Shein est le géant chinois leader de l’ultra fast-fashion, qui vend des vêtements principalement en ligne. C’est une machine à produire vite, en quantité et à bas coût. En 2024, son chiffre d’affaires était de 1,7 milliards d’euros.
Connu jusque‑là pour son modèle purement digital, Shein a franchi une étape stratégique en ouvrant en novembre 2025 à Paris son tout premier magasin physique permanent — un espace d’environ 1 200 m² au 6ᵉ étage du BHV Marais. C’est une première mondiale d’autant plus détonante que la France est le premier pays à proposer une législation pour encadrer la fast-fashion. S’en est suivie une implantation dans les magasins BHV de cinq villes en France en février 2026 : Limoges, Angers, Dijon, Grenoble et Reims, qui a suscité des manifestations d’indignation tant des acteurs de l’habillement français que des milieux militants.
Une campagne centrée sur les enjeux sociaux
En avril 2025, la marque a diffusé sa campagne “Au nom de la mode pour tous”, conçue par l’agence Havas, dans des publicités en ligne et en affichage extérieur. Chacun des trois visuels montre une femme souriante, en plan rapproché, dans un décor lisse et apaisant et comporte un message différent :
· “Pourquoi la mode ne serait-elle réservée qu’aux riches ?”
· “La mode est un droit, pas un privilège”
· “Pourquoi la mode devrait-elle être un luxe ?”

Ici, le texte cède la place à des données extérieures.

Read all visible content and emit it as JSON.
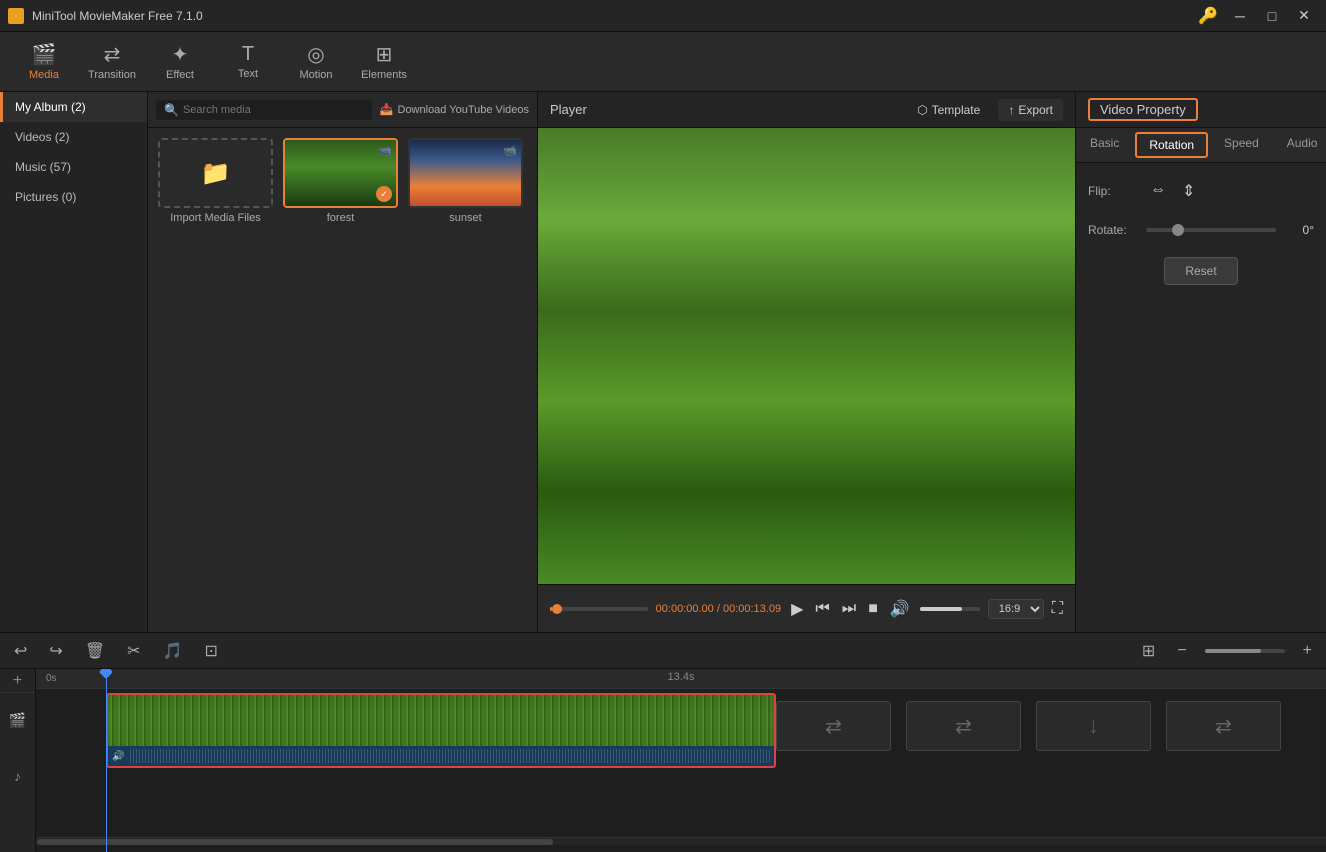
{
  "app": {
    "title": "MiniTool MovieMaker Free 7.1.0"
  },
  "titlebar": {
    "title": "MiniTool MovieMaker Free 7.1.0"
  },
  "toolbar": {
    "items": [
      {
        "id": "media",
        "label": "Media",
        "icon": "🎬",
        "active": true
      },
      {
        "id": "transition",
        "label": "Transition",
        "icon": "⇄"
      },
      {
        "id": "effect",
        "label": "Effect",
        "icon": "✦"
      },
      {
        "id": "text",
        "label": "Text",
        "icon": "T"
      },
      {
        "id": "motion",
        "label": "Motion",
        "icon": "◎"
      },
      {
        "id": "elements",
        "label": "Elements",
        "icon": "⊞"
      }
    ]
  },
  "sidebar": {
    "items": [
      {
        "label": "My Album (2)",
        "active": true
      },
      {
        "label": "Videos (2)"
      },
      {
        "label": "Music (57)"
      },
      {
        "label": "Pictures (0)"
      }
    ]
  },
  "media_panel": {
    "search_placeholder": "Search media",
    "download_label": "Download YouTube Videos",
    "import_label": "Import Media Files",
    "items": [
      {
        "id": "forest",
        "label": "forest",
        "type": "video",
        "selected": true
      },
      {
        "id": "sunset",
        "label": "sunset",
        "type": "video",
        "selected": false
      }
    ]
  },
  "player": {
    "label": "Player",
    "template_label": "Template",
    "export_label": "Export",
    "current_time": "00:00:00.00",
    "total_time": "00:00:13.09",
    "ratio": "16:9"
  },
  "right_panel": {
    "title": "Video Property",
    "tabs": [
      {
        "id": "basic",
        "label": "Basic"
      },
      {
        "id": "rotation",
        "label": "Rotation",
        "active": true
      },
      {
        "id": "speed",
        "label": "Speed"
      },
      {
        "id": "audio",
        "label": "Audio"
      }
    ],
    "flip_label": "Flip:",
    "rotate_label": "Rotate:",
    "rotate_value": "0°",
    "reset_label": "Reset"
  },
  "timeline": {
    "time_label": "13.4s",
    "toolbar": {
      "undo_label": "Undo",
      "redo_label": "Redo",
      "delete_label": "Delete",
      "cut_label": "Cut",
      "detach_label": "Detach audio",
      "crop_label": "Crop"
    }
  }
}
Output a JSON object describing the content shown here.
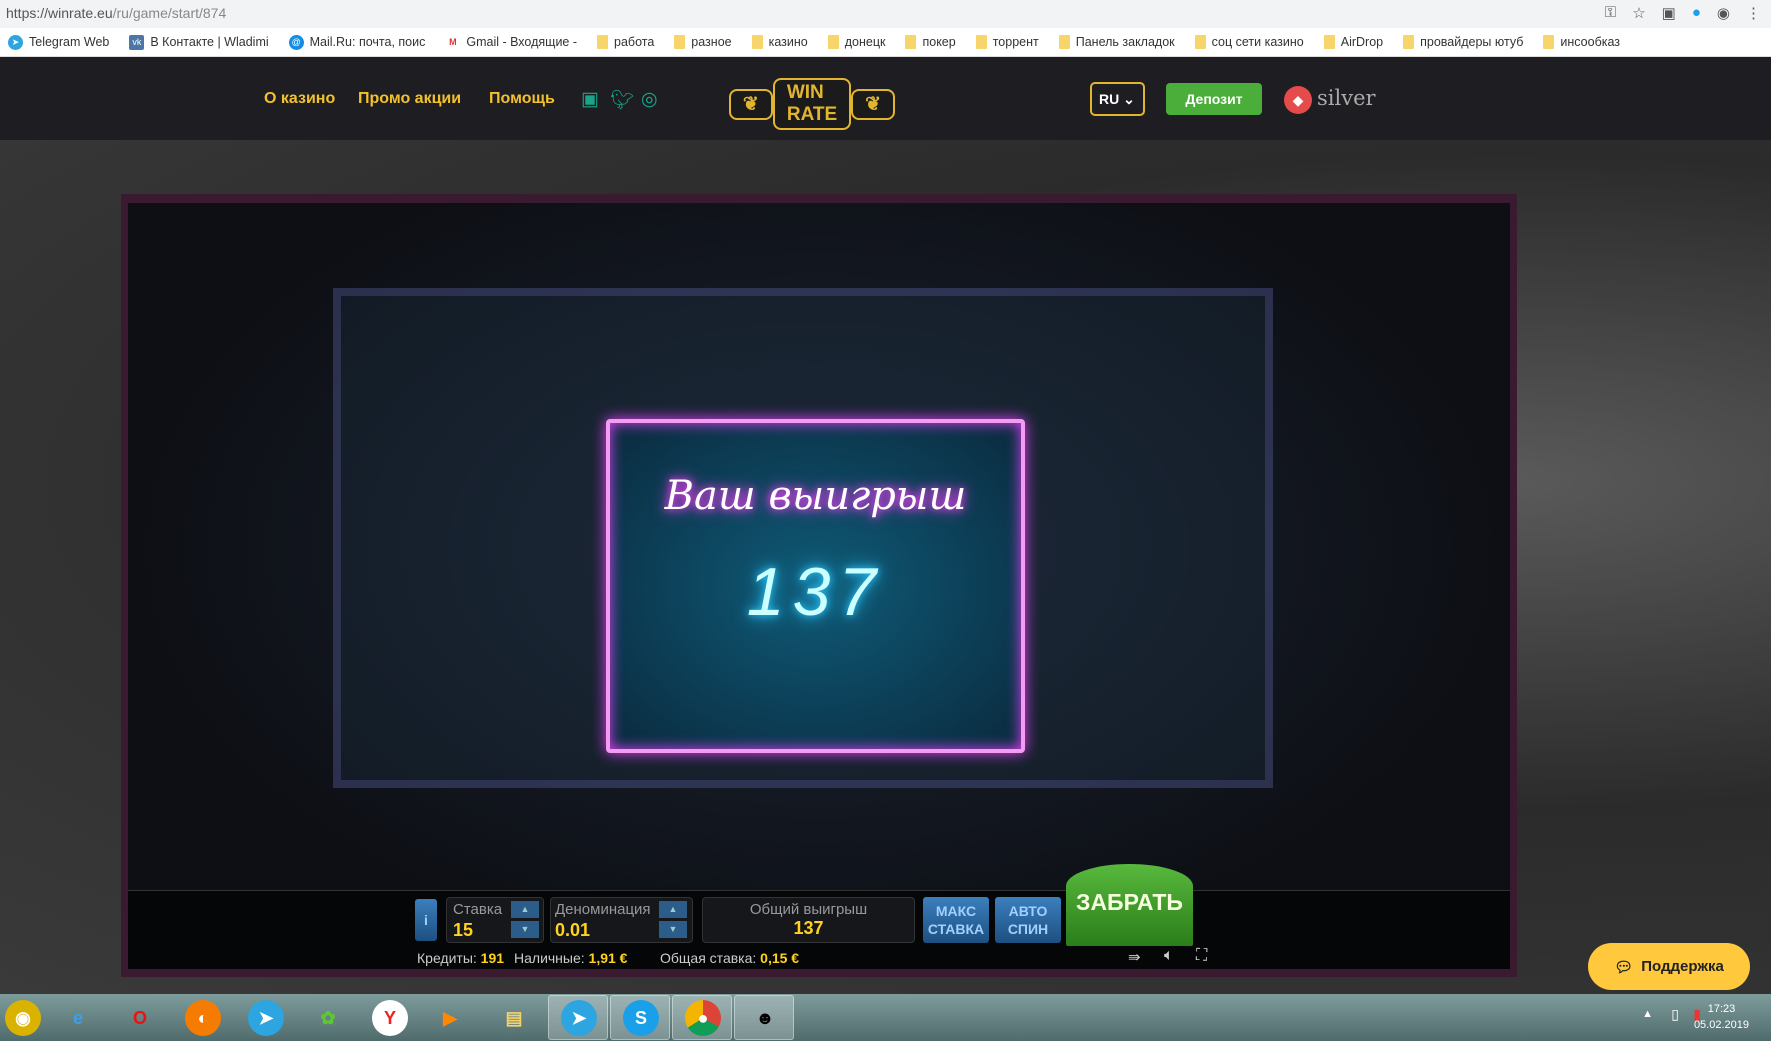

Chaque question est suivie de la mention : “Chez Shein, nous œuvrons pour rendre la mode accessible à toutes et à tous et travaillons chaque jour à l’amélioration continue de notre
“Droit”, “privilège”, “égalité” : la campagne utilise ici les codes du militantisme social pour se présenter comme une marque engagée. La référence à une “mode accessible” induit l’idée qu’à travers des prix bas, la marque défend les intérêts des plus modestes et donc qu’elle participe à une mission d’intérêt général. Par l’utilisation des termes « nous œuvrons », « nous travaillons », elle adopte aussi le registre de l’action, bien qu’aucun exemple concret ne soit donné. L’utilisation du « nous » sous-entend également que Shein travaille main dans la main avec ses sous-traitants et les ouvrières (principalement des femmes) du textile en Asie, alors que plusieurs médias ont ainsi mis en lumière des cas de travail forcé dans des camps Ouïghours ainsi que des violations des droits humains dans des usines travaillant pour Shein.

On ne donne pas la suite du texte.